I hosted such a gathering recently. Below are excerpted snippets of dialogue that prove Descartes and Rousseau have nothing on the finest minds in Los Angeles gathered around buckets of beer, stacks of hamburger buns, and globs of guacamole. To wit:
“You know, whenever I hear Blink-182, I immediately think Buck Owens.”
“I think it’s Steely Carmichael, not Hoagy Carmichael. Unless this guy was a white dude that started a riot in the inner city by playing the piano.”
“So we’re filling up the van in Tehachapi, and this elderly Chicano guy is telling us what an asshole Gram Parsons was ... .”
“Watching drag racing on TV is like listening to opera over the phone.”
“Technically, it is a collection, not a compilation.”
“Actually we met at Jumbo’s Clown Room.”
“Here. Put six drops of this under your tongue.”
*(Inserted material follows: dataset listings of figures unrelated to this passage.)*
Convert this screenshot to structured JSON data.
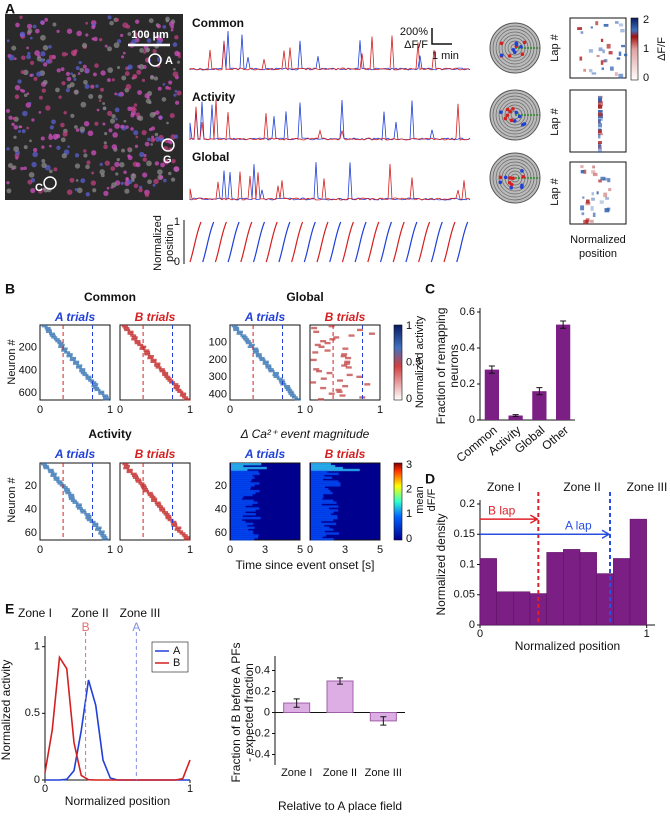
{
  "figure": {
    "panel_labels": [
      "A",
      "B",
      "C",
      "D",
      "E"
    ],
    "A": {
      "scale_bar": "100 µm",
      "cells": [
        "A",
        "G",
        "C"
      ],
      "traces": [
        "Common",
        "Activity",
        "Global"
      ],
      "scale_pct": "200%",
      "scale_unit": "ΔF/F",
      "scale_time": "1 min",
      "position_label": [
        "Normalized",
        "position"
      ],
      "position_ticks": [
        "1",
        "0"
      ],
      "lap_label": "Lap #",
      "colorbar_ticks": [
        "2",
        "1",
        "0"
      ],
      "colorbar_label": "ΔF/F",
      "heatmap_xlabel": [
        "Normalized",
        "position"
      ]
    },
    "B": {
      "titles": [
        "Common",
        "Global",
        "Activity",
        "Δ Ca²⁺ event magnitude"
      ],
      "trial_labels": [
        "A trials",
        "B trials"
      ],
      "ylabel": "Neuron #",
      "common_yticks": [
        200,
        400,
        600
      ],
      "global_yticks": [
        100,
        200,
        300,
        400
      ],
      "activity_yticks": [
        20,
        40,
        60
      ],
      "magnitude_yticks": [
        20,
        40,
        60
      ],
      "position_xticks": [
        0,
        1
      ],
      "time_xticks": [
        0,
        3,
        5
      ],
      "time_label": "Time since event onset [s]",
      "colorbar1_ticks": [
        1,
        0.5,
        0
      ],
      "colorbar1_label": "Normalized activity",
      "colorbar2_ticks": [
        3,
        2,
        1,
        0
      ],
      "colorbar2_label": [
        "mean",
        "dF/F"
      ]
    }
  },
  "chart_data": [
    {
      "type": "bar",
      "categories": [
        "Common",
        "Activity",
        "Global",
        "Other"
      ],
      "values": [
        0.28,
        0.025,
        0.16,
        0.53
      ],
      "errors": [
        0.02,
        0.005,
        0.02,
        0.02
      ],
      "color": "#7b1f84",
      "ylabel": [
        "Fraction of remapping",
        "neurons"
      ],
      "ylim": [
        0,
        0.6
      ],
      "yticks": [
        0,
        0.2,
        0.4,
        0.6
      ]
    },
    {
      "type": "histogram",
      "bins": [
        0,
        0.1,
        0.2,
        0.3,
        0.4,
        0.5,
        0.6,
        0.7,
        0.8,
        0.9,
        1.0
      ],
      "values": [
        0.11,
        0.055,
        0.055,
        0.052,
        0.12,
        0.125,
        0.12,
        0.085,
        0.11,
        0.175
      ],
      "color": "#7b1f84",
      "xlim": [
        0,
        1.05
      ],
      "xticks": [
        0,
        1
      ],
      "ylim": [
        0,
        0.2
      ],
      "yticks": [
        0,
        0.05,
        0.1,
        0.15,
        0.2
      ],
      "xlabel": "Normalized position",
      "ylabel": "Normalized density",
      "markers": [
        {
          "x": 0.35,
          "color": "#e0202a"
        },
        {
          "x": 0.78,
          "color": "#2850e0"
        }
      ],
      "zones": [
        "Zone I",
        "Zone II",
        "Zone III"
      ],
      "arrows": [
        {
          "label": "B lap",
          "x": [
            0,
            0.35
          ],
          "y": 0.175,
          "color": "#e0202a"
        },
        {
          "label": "A lap",
          "x": [
            0,
            0.78
          ],
          "y": 0.15,
          "color": "#2850e0"
        }
      ]
    },
    {
      "type": "line",
      "x": [
        0,
        0.05,
        0.1,
        0.15,
        0.2,
        0.25,
        0.3,
        0.35,
        0.4,
        0.45,
        0.5,
        0.55,
        0.6,
        0.65,
        0.7,
        0.75,
        0.8,
        0.85,
        0.9,
        0.95,
        1
      ],
      "series": [
        {
          "name": "A",
          "color": "#2040d8",
          "values": [
            0,
            0,
            0,
            0.005,
            0.07,
            0.37,
            0.75,
            0.56,
            0.15,
            0.015,
            0,
            0,
            0,
            0,
            0,
            0,
            0,
            0,
            0,
            0,
            0
          ]
        },
        {
          "name": "B",
          "color": "#d42020",
          "values": [
            0.056,
            0.375,
            0.92,
            0.835,
            0.28,
            0.034,
            0.002,
            0,
            0,
            0,
            0,
            0,
            0,
            0,
            0,
            0,
            0,
            0,
            0,
            0.01,
            0.15
          ]
        }
      ],
      "xlim": [
        0,
        1
      ],
      "xticks": [
        0,
        1
      ],
      "ylim": [
        0,
        1.05
      ],
      "yticks": [
        0,
        0.5,
        1
      ],
      "xlabel": "Normalized position",
      "ylabel": "Normalized activity",
      "legend": "upper right",
      "zones": [
        "Zone I",
        "Zone II",
        "Zone III"
      ],
      "markers": [
        {
          "label": "B",
          "x": 0.28,
          "color": "#e07070"
        },
        {
          "label": "A",
          "x": 0.63,
          "color": "#8090e0"
        }
      ]
    },
    {
      "type": "bar",
      "categories": [
        "Zone I",
        "Zone II",
        "Zone III"
      ],
      "values": [
        0.09,
        0.3,
        -0.08
      ],
      "errors": [
        0.04,
        0.03,
        0.04
      ],
      "color": "#dcaee3",
      "ylabel": [
        "Fraction of B before A PFs",
        "- expected fraction"
      ],
      "xlabel": "Relative to A place field",
      "ylim": [
        -0.5,
        0.5
      ],
      "yticks": [
        -0.4,
        -0.2,
        0,
        0.2,
        0.4
      ]
    }
  ]
}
“That flag is from America’s Second War of Independence … .”
“Who brought the Danica Patrick Twinkies?”
“There was plenty of light by the ping pong table. But somebody must’ve stolen the tiki torch.”
“Yeah, right. If you are going to have a threesome with Santa Claus, you’re going to want to do it in Albuquerque.”
“How much was it for the accordion player with the mohawk?”
“Really. OK, how much would you pay to have him ‘taken care of’?”
“If you are fixing your toilet with a coat hanger, just remember that the rabbit comes out of the hole, runs around the tree ... .”
“Well, sometimes you have to break your own rules. Like that time Hunter S. Thompson offered me cocaine at the breakfast table in a hotel in Beverly Hills.”
“The bad news is that your hammock is completely shredded. The good news is that you now have an opportunity to brush up on your macramé skills.”